Zamanı pazar sabahı, erken saatte kalkmaya ayarlamak zor, hele hava kapalı ve yağmurluysa ama kararlıyım bir kere, Surp Garabed Kilisesi’nin Pazar ayinine gidip yarı açık demir kapıdan içeri süzüleceğim, bu arada Batı Ermenicesi ile ayinde tanışmak ve onun kulağımdaki sesini tarif edebilmek için özellikle Ermenice şarkılardan uzak duruyorum. Hakkı bey ve grubumla buluştuğum yere gidip bir hafta önceki yürüyüş güzergâhımızı beynimde canlandırmaya çalışıyorum. Sokaklar boş, parkı süpüren temizlik işçisi, Çin malı terlikleri özenle dizen bir milyoncu sabahın köründe ekmek derdindeler. Bir iki yanlış ara sokak kaybolmasından sonra kilise tüm ihtişamıyla gözümün önünde beliriyor. Geç mi kaldım acaba? Başımı örtmeli miyim? Kalabalık mı? Kapıda sürgü yok. Başımı örtüp arka sıralarda yerimi alıyorum. Papazın ettiği tüm dualar boyunca neredeyse tek cemaati benim, ayin bir ninni gibi buraya koşturmak için yorulan bacaklarımı rahatlatıyor. Ermenice yumuşak ama sanki pütürgeleri olan bir dil. Kilisenin içi karanlık ve kasvetli sokaklardan sonra masal kentine benziyor. Tek koltuğu tarafımdan doldurulan belki üç yüz sırası boş bu devasa kilisenin apsis kısmı alttan aydınlatılmış sütunlar üzerinde yükselerek ortası daha büyük kenarları küçük altıgen sanki bütün pencereleri perdeliymiş hissi veren süslemeleriyle tam da bir şatoya benziyor. Bu şatonun üstü haçlı altıgen çatıları yarım kubbesiyle  mavi,  yıldızlı gökyüzü sarıyor. Duman duman tütsü gelip tüm sıraların arasına yayılıyor… Papaz duaları arasında “Haleluya Haleluya,” diye bilmediğim bir kelimeyi ritmik olarak tekrar edip edip, duruyor. Yirmiye yakın devasa muhteşem avizenin ışığı yanan mumlarla yumuşayarak yere iniyor. Kilisenin oturma yerlerine bakarak Hıristiyanlığın bireye önem veren bir din olduğunu düşünüyorum, en fazla diz çökersin dua ederken ama Müslüman olmak için başın secdeye gelmeli yaratan karşısında. Bir kadın giriyor hoyratça içeriye, ayinin ortasına ve girmemiz hoş olmayan alana dalıp çıkarıyor cep telefonunu, girişteki Telefon yasaktır uyarısına aldırış etmeden çıkarıp bir güzel video çekiyor ve aynı hoyratlıkla çıkıp gidiyor mistik dünyamızdan. Ayin bitince gidip bir mum alıyorum ve saplıyorum diğer yanan mumların içinin simlerine parlaklık kattığı kuma, geçmiş yaşamları kutsuyorum ve anlamını henüz bilmediğim kelimeyi tekrarlıyorum, Halleluya…

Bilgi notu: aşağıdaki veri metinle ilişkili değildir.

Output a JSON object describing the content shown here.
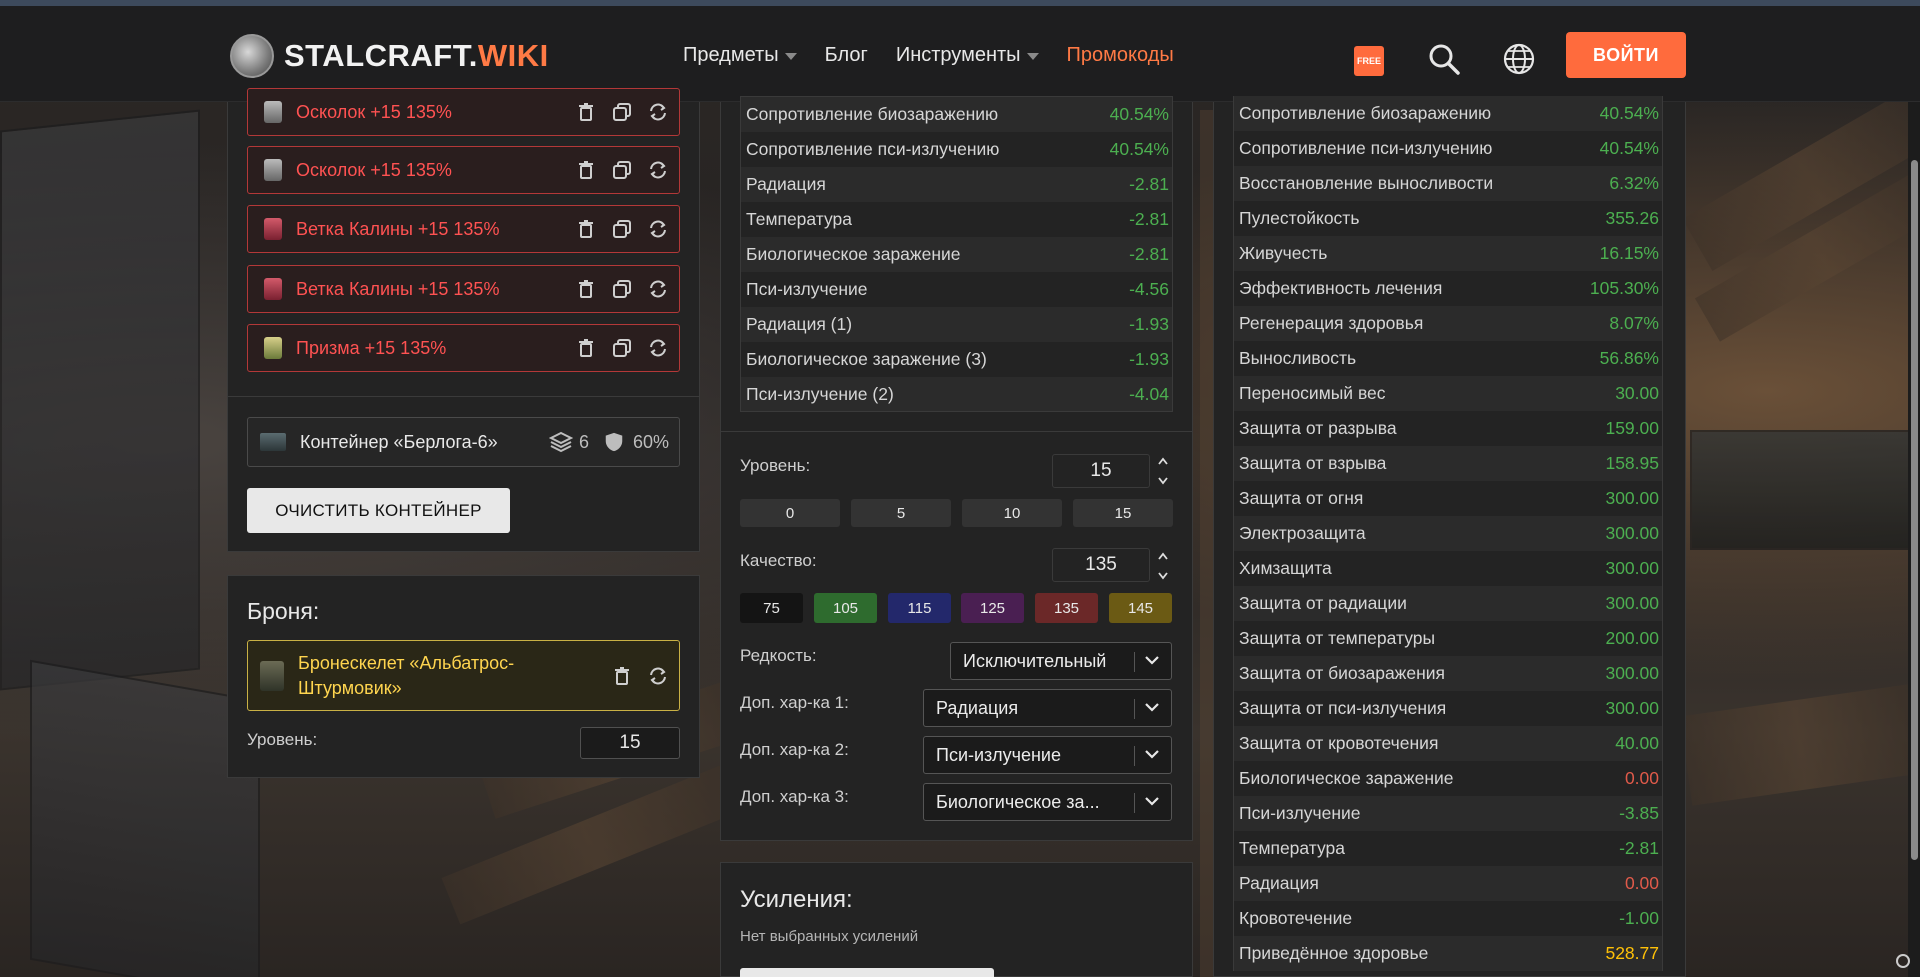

Sonra hemen kelimenin anlamına bakıyorum.

Halleluya:

Şükürler olsun!

–yaşama-

Şimdi şarkımı dinleme zamanı… Ermenice şarkı dinleme isteğim Halleluya diye bir şarkısının varlığından haberim olunca yön değiştiriyor. Ama bu benim Shrek filminde en sevdiğim şarkıymış! Hayat ne kadar masal, ne kadar gerçek? Kimin umurunda! Damağımda yaşananlar ve şimdinin tadı.

Şaheser YILMAZ

* Alıntılar, Zabel Yesayan’ın çocukluk anılarını yazdığı Silahtar’ın Bahçeleri adlı otobiyografik romanından aktarılmıştır.